Жаба захлопнула дверцу машины. С водительского сиденья к ней повернулся мужчина лет тридцати пяти, с бледными мясистыми губами, широко расставленными водянистыми глазами и бровями, сведенными, словно щипком, двумя глубокими вертикальными морщинами. Одна щека его была выше другой, вздернутый кончик носа поднимал ноздри. Жаба смотрела в эти темные теплые дырки на его лице, пока с пассажирского сиденья не высунулся второй – молодой, бритый, худой, с опухшим носом, широкими бровями и затаенным взглядом темных глаз. Под носом у него была треснувшая язва с мелкими сухими пупырышками.

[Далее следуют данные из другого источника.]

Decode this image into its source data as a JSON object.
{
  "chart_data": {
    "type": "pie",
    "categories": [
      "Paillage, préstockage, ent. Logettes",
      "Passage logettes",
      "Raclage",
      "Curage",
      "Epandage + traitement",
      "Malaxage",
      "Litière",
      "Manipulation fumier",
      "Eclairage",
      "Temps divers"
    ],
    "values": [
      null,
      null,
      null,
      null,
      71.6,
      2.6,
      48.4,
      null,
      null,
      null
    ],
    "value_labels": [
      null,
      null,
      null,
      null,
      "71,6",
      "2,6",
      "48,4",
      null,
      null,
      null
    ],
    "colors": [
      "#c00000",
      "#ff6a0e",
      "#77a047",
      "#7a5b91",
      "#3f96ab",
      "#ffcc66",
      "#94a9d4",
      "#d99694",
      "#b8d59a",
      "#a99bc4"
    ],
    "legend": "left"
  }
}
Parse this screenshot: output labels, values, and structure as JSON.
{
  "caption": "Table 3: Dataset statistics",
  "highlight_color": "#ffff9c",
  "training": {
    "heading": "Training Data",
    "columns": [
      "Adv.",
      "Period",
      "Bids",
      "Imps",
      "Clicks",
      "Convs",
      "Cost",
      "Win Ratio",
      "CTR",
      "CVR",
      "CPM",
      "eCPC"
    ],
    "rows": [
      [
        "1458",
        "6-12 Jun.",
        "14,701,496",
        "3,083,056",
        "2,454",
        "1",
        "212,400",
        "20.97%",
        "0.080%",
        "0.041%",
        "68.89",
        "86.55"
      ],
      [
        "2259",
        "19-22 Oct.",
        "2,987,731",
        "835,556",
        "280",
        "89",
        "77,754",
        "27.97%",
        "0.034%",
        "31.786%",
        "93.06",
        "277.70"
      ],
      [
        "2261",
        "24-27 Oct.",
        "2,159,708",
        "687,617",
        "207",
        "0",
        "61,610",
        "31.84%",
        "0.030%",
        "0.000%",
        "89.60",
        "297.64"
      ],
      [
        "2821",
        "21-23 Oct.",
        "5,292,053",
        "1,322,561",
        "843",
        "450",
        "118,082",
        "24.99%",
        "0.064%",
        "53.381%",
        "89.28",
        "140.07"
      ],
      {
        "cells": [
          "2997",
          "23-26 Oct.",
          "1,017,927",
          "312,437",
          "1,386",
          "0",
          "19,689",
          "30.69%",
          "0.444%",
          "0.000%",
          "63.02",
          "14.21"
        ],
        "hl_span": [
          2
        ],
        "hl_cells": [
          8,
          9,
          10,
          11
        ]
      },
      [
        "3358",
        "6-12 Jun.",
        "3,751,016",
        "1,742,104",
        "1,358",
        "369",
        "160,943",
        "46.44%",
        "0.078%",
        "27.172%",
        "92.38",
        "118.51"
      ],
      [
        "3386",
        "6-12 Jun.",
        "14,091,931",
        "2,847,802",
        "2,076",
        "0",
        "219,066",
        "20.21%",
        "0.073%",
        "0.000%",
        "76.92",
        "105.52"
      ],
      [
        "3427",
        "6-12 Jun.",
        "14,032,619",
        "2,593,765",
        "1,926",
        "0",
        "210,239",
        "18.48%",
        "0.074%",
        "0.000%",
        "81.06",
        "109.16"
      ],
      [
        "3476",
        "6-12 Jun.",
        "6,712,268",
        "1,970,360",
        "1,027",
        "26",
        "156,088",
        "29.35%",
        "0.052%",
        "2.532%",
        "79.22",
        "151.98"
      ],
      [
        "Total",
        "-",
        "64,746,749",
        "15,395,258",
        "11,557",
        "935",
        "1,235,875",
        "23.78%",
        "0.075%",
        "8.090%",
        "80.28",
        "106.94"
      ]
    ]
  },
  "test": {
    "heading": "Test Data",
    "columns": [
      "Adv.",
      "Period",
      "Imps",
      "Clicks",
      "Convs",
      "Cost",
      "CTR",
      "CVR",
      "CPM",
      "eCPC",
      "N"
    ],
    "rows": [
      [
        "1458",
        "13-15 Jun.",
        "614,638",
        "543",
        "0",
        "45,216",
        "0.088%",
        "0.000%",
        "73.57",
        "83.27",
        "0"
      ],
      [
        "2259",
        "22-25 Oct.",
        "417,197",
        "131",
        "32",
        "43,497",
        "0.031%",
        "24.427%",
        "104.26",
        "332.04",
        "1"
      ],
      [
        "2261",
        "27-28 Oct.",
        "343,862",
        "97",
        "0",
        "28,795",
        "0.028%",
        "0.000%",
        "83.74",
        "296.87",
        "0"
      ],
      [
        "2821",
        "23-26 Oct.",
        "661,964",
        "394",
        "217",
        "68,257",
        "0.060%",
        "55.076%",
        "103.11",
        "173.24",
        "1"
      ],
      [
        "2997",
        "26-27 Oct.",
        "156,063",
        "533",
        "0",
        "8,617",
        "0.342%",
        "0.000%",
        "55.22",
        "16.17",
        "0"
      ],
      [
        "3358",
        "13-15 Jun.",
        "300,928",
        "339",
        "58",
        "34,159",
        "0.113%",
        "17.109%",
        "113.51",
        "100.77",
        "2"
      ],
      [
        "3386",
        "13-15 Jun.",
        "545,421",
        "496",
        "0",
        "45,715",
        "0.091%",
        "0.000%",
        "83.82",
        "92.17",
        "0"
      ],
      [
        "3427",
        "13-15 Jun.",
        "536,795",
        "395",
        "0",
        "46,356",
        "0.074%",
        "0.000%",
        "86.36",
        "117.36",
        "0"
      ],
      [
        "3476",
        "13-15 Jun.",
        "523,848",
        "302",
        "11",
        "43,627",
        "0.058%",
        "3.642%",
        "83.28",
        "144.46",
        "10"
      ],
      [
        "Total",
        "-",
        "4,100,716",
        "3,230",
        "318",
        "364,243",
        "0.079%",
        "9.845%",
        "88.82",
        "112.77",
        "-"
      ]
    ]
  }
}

Жаба посмотрела на мужчину, сидящего рядом с ней. Этому было лет тридцать, но с передней части головы темные волосы уже сошли, оставив узкую полоску посередине. Черты его лица были правильны и обычны. Брови вскидывались, одевая домиком большие голубые глаза, прозрачные и застывшие, как стекло. Лицо его ничего не выражало, словно фасад дома, заброшенного и нежилого. Только за голубыми зрачками, как за наглухо закрытыми широкими окнами, бился кошмар.
– Что будем делать? – спросила Жаба.
– Минет, – промычал водитель, охватывая ее широкоугольником глаз.
– С презервативом пятьсот, без презерватива – семьсот. С каждого… – деловым тоном сказала Жаба, причмокивая жвачку.
– Поехали… – сказал водитель, крутанув руль.
За окном проносились размытые фигуры людей, словно вышедших из границ и слившихся с черной рекой вечера, растекающегося по автостраде. И не разобрать было, кто из них женщины, а кто мужчины. Только горящие витрины магазинов и окна кафе проливали на вечернюю реку островки желтого света.
Жаба, надув губы, смотрела на свои черные коленки. Мужчины молчали. Тот, что рядом с ней, не отрывал взгляд от дороги, и можно было подумать, он видит этот город после долгого перерыва.
Город пошел уменьшающимися домами, словно машина вносилась в другое пространство – туда, где можно спрятаться. И пространство это должно быть маленьким и укромным, чтобы в нем можно было делать никому не видные дела. Асфальт под шинами зашуршал, наверное, потому, что расстояние отрезало звуки центра города, как лезвием перерезают вены и артерии, идущие от сердца. Жаба не отрываясь смотрела на верхушки деревьев. Чем меньше становились дома, тем выше деревья.
Машина остановилась на проселке. Мужчина, сидевший за рулем, щелкнул включателем на потолке. Салон вспыхнул белесым светом, делая деревья за окнами призрачными, а людей в машине – явственными, хорошо прочерченными в замкнутом пространстве голубоватыми контурами.
Мужчины вышли из машины. Жаба ненадолго осталась одна, вглядываясь в темноту за окном. Дверь с ее стороны открылась.